The short-term and long-term correlations for the Pitch and Rhythm tests are shown in the first accompanying figure. In the second figure, the distributions of differences in percentile scores for the two testings are shown for the long-term samples. As shown in the figure, most of the examinees show relatively small percentile differences between testings, with Rhythm Memory showing somewhat larger differences than Pitch Discrimination, apparently due to the greater short-term variation on the Rhythm test.
For Pitch Discrimination, we arranged for 426 examinees to retake the test at an interval of 1 to 22 years from their original testing (the “long-term sample”). In addition, 65 examinees retook Pitch Discrimination less than one year after their original testing (the “short-term sample”). For both samples, examinees showed a small practice effect, with scores on the retest about one-and-a-half to two points higher (on an 80-item test) than on the original testing. In terms of rank-ordering, examinees’ scores on the retest correlated .75 with scores on the original testing for the long-term sample and .88 for the short-term sample.

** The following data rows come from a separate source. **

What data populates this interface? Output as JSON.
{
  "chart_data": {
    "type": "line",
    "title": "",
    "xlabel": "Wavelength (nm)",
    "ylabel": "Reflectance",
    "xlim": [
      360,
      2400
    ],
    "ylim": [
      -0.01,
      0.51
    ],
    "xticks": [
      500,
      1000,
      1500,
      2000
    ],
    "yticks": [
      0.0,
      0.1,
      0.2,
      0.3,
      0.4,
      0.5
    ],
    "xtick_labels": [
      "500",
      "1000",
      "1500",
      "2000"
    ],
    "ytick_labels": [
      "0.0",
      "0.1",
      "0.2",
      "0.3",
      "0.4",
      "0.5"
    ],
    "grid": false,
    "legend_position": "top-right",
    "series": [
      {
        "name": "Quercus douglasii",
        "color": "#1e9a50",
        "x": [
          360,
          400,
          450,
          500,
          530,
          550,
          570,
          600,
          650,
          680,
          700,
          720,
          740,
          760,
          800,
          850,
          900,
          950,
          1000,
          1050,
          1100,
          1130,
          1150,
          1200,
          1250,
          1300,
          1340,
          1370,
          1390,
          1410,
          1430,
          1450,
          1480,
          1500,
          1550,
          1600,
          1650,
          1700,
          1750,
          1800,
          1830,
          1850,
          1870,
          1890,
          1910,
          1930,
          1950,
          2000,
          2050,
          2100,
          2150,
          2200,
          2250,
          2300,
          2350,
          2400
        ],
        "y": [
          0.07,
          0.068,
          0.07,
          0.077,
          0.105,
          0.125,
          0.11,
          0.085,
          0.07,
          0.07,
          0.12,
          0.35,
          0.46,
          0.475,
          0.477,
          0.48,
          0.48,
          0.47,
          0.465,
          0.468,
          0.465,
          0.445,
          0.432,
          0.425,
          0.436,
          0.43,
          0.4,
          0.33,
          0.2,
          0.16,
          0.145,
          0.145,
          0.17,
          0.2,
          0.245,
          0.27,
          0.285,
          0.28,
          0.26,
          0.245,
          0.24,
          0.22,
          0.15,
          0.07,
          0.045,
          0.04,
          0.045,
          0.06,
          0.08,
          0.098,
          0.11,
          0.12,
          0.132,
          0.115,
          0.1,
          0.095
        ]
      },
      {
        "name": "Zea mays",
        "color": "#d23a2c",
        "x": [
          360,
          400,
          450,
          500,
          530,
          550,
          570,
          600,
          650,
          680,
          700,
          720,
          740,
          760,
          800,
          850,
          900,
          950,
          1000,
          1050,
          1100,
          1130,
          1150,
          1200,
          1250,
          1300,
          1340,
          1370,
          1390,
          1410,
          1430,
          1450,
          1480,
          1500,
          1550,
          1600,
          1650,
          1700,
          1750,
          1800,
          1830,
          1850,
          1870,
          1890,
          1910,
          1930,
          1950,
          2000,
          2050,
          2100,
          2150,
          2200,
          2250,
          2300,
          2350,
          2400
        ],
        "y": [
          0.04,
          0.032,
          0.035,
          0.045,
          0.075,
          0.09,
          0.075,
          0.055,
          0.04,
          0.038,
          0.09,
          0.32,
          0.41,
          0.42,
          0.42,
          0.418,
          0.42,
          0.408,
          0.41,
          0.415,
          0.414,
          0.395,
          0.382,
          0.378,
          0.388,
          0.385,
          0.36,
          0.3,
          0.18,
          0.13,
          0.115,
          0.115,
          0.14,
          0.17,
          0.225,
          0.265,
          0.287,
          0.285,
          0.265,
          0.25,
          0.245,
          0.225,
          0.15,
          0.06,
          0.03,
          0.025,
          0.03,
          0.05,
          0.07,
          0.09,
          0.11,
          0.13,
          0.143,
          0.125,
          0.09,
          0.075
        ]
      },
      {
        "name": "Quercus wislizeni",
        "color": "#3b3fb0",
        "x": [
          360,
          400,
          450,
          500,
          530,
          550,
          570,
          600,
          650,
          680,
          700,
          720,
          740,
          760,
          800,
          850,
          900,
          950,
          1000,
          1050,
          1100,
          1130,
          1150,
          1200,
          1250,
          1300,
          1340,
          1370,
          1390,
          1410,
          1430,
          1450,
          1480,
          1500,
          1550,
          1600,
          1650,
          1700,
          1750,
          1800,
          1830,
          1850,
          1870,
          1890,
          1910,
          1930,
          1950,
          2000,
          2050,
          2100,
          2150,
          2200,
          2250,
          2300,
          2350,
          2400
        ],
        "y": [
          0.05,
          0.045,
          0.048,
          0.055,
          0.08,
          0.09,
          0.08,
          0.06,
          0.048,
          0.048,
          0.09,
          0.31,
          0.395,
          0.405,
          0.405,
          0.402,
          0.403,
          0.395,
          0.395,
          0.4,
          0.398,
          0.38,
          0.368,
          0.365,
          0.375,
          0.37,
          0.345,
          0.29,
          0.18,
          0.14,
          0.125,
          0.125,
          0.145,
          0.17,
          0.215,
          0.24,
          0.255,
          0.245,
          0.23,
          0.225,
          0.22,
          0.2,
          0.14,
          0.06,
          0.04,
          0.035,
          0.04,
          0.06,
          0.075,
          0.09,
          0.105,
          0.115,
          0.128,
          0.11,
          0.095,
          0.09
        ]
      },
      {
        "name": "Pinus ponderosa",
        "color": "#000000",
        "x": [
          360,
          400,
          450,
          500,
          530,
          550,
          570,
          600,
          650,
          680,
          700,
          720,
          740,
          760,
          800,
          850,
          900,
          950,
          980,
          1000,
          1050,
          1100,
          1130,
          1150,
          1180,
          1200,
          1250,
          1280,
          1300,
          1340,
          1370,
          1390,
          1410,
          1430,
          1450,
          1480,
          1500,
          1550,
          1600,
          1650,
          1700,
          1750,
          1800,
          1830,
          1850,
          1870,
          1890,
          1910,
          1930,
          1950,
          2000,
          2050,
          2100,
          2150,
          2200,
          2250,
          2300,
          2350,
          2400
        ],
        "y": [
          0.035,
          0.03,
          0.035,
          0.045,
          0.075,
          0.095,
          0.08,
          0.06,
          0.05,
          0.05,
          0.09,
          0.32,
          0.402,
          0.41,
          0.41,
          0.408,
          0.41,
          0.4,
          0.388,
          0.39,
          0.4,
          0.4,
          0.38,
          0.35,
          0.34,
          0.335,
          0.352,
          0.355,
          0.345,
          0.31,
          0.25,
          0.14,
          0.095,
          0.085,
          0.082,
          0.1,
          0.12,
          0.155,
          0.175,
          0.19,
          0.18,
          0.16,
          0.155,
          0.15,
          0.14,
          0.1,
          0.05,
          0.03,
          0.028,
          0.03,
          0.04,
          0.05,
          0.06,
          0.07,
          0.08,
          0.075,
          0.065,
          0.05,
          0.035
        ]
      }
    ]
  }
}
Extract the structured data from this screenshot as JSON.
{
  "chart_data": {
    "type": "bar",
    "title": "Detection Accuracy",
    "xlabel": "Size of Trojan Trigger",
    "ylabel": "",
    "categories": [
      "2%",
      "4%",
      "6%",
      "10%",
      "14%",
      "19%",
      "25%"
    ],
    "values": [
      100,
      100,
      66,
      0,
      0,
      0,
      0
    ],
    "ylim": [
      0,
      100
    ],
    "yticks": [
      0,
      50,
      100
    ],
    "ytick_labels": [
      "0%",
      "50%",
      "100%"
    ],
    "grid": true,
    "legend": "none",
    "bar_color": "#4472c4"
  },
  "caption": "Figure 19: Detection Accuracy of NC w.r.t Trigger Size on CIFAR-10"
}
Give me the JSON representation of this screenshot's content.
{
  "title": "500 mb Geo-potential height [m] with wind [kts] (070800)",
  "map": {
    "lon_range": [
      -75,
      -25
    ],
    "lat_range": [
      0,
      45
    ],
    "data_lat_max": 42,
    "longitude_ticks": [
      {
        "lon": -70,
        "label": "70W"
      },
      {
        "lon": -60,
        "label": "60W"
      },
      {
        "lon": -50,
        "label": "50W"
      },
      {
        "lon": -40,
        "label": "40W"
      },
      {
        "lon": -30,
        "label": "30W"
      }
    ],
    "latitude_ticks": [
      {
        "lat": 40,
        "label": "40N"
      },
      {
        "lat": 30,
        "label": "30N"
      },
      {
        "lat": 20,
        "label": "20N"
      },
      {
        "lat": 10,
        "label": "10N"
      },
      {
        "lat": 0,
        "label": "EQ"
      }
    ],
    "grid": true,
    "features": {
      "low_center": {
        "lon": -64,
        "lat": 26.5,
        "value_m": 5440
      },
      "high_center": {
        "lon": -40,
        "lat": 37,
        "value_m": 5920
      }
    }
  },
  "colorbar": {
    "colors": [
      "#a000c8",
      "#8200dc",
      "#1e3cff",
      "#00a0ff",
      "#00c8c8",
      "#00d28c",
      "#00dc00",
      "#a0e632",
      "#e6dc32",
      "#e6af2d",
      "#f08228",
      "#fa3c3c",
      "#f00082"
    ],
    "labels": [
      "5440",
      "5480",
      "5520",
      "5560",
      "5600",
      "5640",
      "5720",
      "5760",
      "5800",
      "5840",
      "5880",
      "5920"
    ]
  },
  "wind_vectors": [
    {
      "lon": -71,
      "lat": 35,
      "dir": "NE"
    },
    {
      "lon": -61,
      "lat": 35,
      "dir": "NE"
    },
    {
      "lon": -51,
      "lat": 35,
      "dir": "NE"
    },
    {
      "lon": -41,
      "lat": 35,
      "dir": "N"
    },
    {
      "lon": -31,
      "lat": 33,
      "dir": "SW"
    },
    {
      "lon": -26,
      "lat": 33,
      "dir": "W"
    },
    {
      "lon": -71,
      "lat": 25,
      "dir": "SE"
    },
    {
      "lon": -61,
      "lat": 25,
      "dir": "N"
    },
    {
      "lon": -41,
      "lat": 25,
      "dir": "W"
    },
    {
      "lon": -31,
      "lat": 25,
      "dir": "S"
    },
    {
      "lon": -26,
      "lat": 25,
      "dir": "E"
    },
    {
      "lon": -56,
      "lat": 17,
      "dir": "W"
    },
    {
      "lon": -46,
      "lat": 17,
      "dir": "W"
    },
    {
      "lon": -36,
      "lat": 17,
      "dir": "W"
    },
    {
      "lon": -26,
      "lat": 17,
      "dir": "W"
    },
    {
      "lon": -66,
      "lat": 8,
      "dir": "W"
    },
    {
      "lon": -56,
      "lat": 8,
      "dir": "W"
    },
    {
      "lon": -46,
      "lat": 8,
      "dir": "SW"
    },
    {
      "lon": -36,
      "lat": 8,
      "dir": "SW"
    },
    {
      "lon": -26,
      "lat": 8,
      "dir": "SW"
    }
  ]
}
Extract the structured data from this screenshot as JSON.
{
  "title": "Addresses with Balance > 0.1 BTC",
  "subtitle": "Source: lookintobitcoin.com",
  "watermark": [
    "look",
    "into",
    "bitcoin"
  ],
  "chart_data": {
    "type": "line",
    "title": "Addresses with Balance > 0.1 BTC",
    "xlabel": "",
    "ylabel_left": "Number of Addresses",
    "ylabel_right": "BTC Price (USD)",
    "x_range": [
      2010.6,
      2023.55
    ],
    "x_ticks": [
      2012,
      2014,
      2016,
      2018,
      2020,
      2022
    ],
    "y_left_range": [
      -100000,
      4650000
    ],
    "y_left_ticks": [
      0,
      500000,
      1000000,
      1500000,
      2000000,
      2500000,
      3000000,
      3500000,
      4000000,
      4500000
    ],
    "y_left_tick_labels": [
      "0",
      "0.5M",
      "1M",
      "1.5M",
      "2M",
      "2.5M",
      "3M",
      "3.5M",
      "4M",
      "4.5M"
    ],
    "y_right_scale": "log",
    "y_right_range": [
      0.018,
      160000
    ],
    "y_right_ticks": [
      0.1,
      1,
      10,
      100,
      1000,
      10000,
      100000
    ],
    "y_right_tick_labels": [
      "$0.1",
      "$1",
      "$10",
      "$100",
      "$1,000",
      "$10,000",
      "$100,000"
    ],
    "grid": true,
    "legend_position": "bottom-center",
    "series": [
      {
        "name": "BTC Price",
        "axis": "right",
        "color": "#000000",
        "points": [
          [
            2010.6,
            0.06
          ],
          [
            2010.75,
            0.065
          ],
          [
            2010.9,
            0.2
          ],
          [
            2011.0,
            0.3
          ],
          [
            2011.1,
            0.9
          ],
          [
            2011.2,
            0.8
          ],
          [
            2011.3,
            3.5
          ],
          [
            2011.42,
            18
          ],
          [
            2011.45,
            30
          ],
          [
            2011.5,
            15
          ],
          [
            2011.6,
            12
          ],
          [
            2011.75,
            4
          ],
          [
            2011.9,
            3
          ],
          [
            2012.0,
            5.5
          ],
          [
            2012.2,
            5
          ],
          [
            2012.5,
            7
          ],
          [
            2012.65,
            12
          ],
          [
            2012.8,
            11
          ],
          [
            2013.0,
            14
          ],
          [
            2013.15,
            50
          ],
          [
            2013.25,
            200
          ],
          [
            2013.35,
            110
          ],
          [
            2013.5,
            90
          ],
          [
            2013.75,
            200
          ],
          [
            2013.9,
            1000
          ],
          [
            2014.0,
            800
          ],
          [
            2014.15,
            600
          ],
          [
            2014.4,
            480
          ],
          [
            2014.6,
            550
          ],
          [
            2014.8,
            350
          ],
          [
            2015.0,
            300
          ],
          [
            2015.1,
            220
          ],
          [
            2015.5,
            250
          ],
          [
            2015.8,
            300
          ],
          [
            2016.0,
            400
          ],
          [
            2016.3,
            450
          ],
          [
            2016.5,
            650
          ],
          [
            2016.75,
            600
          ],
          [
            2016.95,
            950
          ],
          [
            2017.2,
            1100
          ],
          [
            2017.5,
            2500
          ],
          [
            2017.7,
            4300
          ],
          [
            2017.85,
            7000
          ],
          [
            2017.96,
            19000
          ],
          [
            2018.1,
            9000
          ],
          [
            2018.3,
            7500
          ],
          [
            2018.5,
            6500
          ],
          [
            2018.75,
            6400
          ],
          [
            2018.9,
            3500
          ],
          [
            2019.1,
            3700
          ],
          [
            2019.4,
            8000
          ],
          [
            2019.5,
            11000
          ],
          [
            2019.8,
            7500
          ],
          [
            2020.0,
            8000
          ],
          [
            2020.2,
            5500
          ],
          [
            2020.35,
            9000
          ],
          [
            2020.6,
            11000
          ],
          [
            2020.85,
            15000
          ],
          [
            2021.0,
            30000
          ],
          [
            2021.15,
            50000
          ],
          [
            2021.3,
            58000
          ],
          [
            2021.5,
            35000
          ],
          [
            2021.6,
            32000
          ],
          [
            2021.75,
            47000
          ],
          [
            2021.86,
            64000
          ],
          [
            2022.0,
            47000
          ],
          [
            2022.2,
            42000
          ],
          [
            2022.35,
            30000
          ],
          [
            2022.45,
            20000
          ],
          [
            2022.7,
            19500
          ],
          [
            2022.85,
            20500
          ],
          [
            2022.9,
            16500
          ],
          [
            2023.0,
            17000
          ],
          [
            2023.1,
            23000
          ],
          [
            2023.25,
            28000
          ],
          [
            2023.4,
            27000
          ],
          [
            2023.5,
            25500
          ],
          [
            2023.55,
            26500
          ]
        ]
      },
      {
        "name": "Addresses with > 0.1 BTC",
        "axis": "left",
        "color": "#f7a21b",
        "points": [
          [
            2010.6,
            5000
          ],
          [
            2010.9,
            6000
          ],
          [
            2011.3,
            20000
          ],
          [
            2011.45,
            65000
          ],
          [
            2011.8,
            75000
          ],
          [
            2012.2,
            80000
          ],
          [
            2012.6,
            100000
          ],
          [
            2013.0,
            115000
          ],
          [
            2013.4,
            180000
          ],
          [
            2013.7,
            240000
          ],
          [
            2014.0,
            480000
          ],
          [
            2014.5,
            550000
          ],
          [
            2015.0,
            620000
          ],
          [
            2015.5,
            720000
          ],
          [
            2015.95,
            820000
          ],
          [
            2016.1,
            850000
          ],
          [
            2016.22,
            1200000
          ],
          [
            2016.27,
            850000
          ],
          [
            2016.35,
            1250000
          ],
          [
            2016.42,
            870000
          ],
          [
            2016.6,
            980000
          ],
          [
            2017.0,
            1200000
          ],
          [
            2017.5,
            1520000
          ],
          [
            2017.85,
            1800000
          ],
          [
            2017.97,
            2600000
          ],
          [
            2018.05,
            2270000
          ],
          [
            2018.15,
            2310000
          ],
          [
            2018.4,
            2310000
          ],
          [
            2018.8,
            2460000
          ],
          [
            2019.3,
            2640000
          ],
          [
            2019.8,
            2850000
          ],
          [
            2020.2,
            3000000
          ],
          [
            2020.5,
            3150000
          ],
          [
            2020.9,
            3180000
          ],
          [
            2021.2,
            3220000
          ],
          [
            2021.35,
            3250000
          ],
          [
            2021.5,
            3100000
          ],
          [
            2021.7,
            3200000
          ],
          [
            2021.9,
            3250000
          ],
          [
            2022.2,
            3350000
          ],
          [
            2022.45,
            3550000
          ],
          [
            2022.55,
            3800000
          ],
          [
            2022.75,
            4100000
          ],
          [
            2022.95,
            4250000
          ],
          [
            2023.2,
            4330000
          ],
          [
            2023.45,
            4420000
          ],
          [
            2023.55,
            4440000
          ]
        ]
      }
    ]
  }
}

Thus, Pitch Discrimination shows relatively high stability over long periods of time, and a portion of the change in scores appears to be due to short-term fluctuations (reflected in the short-term correlation) rather than long-term change.
When we divided the long-term sample for the Pitch test into those who were 14 to 19 years old at their original testing and those who were 20 and up, the correlation was higher for the older examinees (.81) than for the younger examinees (.66). Thus, the stability appears to be higher for examinees who were tested after their teen years.
For Rhythm Memory, the long-term sample consisted of 436 examinees tested 1 to 24 years after their original testing, and the short-term sample consisted of 122 examinees tested less than one year after their original testing. Both samples showed essentially no practice effect between their two testings. In terms of correlations, scores on the retest correlated .69 with scores on the original testing for the long-term sample and .68 for the short-term sample. Although the short-term correlation is a little lower than we would like to see (and may have been influenced by sampling error), it is gratifying that for the long-term sample, the longer time period between testings does not appear to have caused any material decline in the stability of scores.
When one divides the long-term sample by age at original testing, the correlation is .67 for ages 14-19 and .71 for 20 and up, and so there is not much of a difference there.
In general, these findings support our contention that aptitudes are stable over long periods of time.